Tuesday, October 20, 2015

Words Are Just Words

“Words, he decided, were inadequate at best, impossible at worst. They meant too many things. Or they meant nothing at all.” 
― Patricia A. McKillip, In the Forests of Serre



We supply the meaning.

Why is this important?

I look back at times I entered into relationships, believing we both wanted the same thing, and discovered that was not quite so. We both said we wanted a relationship yet what that meant was different to each of us. Our meaning of the exact same word was completely different.

How can that be? Isn't it the same exact word? Doesn't it have one definition in the dictionary?

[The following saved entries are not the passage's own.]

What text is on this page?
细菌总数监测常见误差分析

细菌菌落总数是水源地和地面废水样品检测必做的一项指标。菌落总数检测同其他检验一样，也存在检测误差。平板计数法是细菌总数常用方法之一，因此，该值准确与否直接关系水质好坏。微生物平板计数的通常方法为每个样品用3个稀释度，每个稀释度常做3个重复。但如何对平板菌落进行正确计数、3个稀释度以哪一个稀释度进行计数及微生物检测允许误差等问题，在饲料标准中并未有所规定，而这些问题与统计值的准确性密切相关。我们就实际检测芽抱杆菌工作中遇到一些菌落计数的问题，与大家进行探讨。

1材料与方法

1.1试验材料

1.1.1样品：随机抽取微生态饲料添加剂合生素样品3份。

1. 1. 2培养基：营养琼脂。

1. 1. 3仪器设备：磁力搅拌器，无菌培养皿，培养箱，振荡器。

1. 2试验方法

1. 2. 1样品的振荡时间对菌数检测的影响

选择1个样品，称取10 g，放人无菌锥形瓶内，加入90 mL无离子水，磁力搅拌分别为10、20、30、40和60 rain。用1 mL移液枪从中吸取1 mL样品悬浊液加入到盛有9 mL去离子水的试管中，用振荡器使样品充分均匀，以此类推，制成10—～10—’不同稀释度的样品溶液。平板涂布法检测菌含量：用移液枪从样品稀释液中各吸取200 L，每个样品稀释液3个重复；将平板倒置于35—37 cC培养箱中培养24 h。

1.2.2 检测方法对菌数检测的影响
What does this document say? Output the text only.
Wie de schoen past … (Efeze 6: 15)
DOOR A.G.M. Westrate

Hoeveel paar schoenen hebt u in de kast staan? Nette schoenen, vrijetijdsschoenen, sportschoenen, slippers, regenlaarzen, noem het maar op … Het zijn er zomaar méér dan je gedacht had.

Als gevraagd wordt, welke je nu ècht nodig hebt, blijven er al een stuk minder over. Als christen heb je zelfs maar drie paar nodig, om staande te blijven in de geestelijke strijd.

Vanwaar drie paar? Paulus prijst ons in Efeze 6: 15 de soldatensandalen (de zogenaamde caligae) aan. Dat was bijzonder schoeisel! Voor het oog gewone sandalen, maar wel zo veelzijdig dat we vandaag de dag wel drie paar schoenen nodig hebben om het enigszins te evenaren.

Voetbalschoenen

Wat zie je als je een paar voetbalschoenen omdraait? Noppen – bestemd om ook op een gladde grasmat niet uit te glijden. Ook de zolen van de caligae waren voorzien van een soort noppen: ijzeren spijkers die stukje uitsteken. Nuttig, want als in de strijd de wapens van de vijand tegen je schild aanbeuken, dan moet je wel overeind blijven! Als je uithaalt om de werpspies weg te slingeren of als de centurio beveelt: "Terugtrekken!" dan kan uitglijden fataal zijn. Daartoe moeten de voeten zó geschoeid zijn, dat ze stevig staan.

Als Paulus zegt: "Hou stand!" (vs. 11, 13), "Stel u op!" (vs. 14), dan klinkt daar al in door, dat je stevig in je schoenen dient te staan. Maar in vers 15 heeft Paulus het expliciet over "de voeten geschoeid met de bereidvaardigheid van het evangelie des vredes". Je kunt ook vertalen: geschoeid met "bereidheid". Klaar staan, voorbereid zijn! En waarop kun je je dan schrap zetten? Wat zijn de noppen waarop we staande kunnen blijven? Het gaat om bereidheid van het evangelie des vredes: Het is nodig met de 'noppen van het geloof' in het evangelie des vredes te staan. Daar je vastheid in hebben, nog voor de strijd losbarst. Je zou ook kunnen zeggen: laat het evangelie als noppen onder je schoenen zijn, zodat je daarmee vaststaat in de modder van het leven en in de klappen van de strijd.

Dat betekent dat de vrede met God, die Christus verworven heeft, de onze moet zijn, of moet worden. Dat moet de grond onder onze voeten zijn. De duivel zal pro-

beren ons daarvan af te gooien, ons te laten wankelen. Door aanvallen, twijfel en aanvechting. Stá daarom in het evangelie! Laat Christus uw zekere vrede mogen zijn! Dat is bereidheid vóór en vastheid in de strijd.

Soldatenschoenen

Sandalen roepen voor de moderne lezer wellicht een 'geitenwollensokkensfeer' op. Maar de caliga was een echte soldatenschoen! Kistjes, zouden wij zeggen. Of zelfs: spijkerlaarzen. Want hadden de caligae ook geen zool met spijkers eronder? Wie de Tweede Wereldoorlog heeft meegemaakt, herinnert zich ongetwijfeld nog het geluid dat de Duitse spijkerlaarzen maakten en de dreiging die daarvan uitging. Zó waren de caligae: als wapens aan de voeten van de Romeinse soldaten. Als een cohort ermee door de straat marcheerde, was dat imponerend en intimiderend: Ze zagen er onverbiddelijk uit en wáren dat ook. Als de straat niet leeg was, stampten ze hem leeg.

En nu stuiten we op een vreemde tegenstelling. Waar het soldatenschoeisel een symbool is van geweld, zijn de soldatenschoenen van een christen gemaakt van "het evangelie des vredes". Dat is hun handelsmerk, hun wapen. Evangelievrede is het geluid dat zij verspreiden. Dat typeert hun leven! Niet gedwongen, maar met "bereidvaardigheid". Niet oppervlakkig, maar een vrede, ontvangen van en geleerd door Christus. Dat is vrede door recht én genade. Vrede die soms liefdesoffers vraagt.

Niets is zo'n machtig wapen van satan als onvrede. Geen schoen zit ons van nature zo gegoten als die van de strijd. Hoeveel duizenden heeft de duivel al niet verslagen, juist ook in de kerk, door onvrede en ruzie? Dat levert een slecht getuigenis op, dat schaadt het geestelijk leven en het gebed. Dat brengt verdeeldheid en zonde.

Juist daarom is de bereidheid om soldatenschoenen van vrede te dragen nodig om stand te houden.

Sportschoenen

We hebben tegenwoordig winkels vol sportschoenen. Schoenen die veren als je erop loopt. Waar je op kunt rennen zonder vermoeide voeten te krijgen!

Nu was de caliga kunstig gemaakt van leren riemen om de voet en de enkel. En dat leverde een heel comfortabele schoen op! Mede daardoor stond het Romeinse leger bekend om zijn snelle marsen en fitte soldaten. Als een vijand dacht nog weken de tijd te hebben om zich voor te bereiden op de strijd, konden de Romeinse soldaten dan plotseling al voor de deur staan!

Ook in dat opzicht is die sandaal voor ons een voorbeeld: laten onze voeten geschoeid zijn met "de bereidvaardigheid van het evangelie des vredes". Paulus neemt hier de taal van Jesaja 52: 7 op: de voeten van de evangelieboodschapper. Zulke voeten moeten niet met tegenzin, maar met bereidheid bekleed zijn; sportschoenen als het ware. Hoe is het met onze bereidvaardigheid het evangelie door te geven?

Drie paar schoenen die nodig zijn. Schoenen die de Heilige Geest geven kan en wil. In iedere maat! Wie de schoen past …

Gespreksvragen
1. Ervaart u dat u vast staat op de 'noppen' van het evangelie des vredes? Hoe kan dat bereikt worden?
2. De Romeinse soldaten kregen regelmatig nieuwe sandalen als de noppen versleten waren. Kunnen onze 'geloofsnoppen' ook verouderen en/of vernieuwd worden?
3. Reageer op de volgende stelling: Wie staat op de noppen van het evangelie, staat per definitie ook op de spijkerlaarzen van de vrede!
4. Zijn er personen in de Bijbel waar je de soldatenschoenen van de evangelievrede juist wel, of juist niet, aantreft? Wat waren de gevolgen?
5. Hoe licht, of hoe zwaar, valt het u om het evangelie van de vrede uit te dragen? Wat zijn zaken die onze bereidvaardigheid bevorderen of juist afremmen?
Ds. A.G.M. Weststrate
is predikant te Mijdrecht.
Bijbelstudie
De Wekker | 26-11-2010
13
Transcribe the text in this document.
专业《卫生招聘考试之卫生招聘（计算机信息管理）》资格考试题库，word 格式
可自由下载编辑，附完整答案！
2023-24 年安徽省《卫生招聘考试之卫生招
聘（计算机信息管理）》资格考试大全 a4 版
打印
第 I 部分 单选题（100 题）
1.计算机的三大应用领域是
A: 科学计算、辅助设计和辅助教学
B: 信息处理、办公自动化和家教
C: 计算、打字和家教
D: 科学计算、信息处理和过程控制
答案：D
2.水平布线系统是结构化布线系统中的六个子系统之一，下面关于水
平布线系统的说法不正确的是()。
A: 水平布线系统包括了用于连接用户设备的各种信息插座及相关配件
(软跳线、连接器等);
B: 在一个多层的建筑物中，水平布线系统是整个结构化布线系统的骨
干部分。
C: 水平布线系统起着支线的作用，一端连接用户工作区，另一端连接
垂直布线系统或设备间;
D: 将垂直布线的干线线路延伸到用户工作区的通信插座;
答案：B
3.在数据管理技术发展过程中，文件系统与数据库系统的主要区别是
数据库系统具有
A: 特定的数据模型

This past May I attended an NLP Practitioner Certification Training. If you are not familiar with NLP (short for Neuro-Linguistic Programming) it is a fancy to call a process of modeling success. In NLP we model the successful behavior in one person and recreate it in order to create success in another. You find the "how-to" of successful people and apply their formula to create your own success.

NLP is also known as the study of excellence in communication. Language is key here. The language we use to speak to ourselves and to others.

I participated in an interesting exercise to demonstrate that words are just words and we supply the meaning behind them. Until I did this exercise I had a fairly tenuous grasp on that really meant.

The exercise is simple. Select a word, say relationship and write down five words that express what relationship means to you.

Relationship:
Commitment
Closeness
Intimacy
Respect
Appreciation

Next we compared answers. No one had the same five words. Frequently people would share one single word in their unique meaning combination, less frequent was two shared words, fewer yet were three shared words. I do not recall a single instance where anyone had four or five words that matched.

That's because words are just words and we supply the meaning.

Think about it next time you argue with someone about what they meant. You just might be applying your own meaning and that does not necessarily have anything to do with theirs.

Understanding this now I find myself asking people "what does that mean to you?" more often. I have learned to dig a bit deeper. To not make assumptions.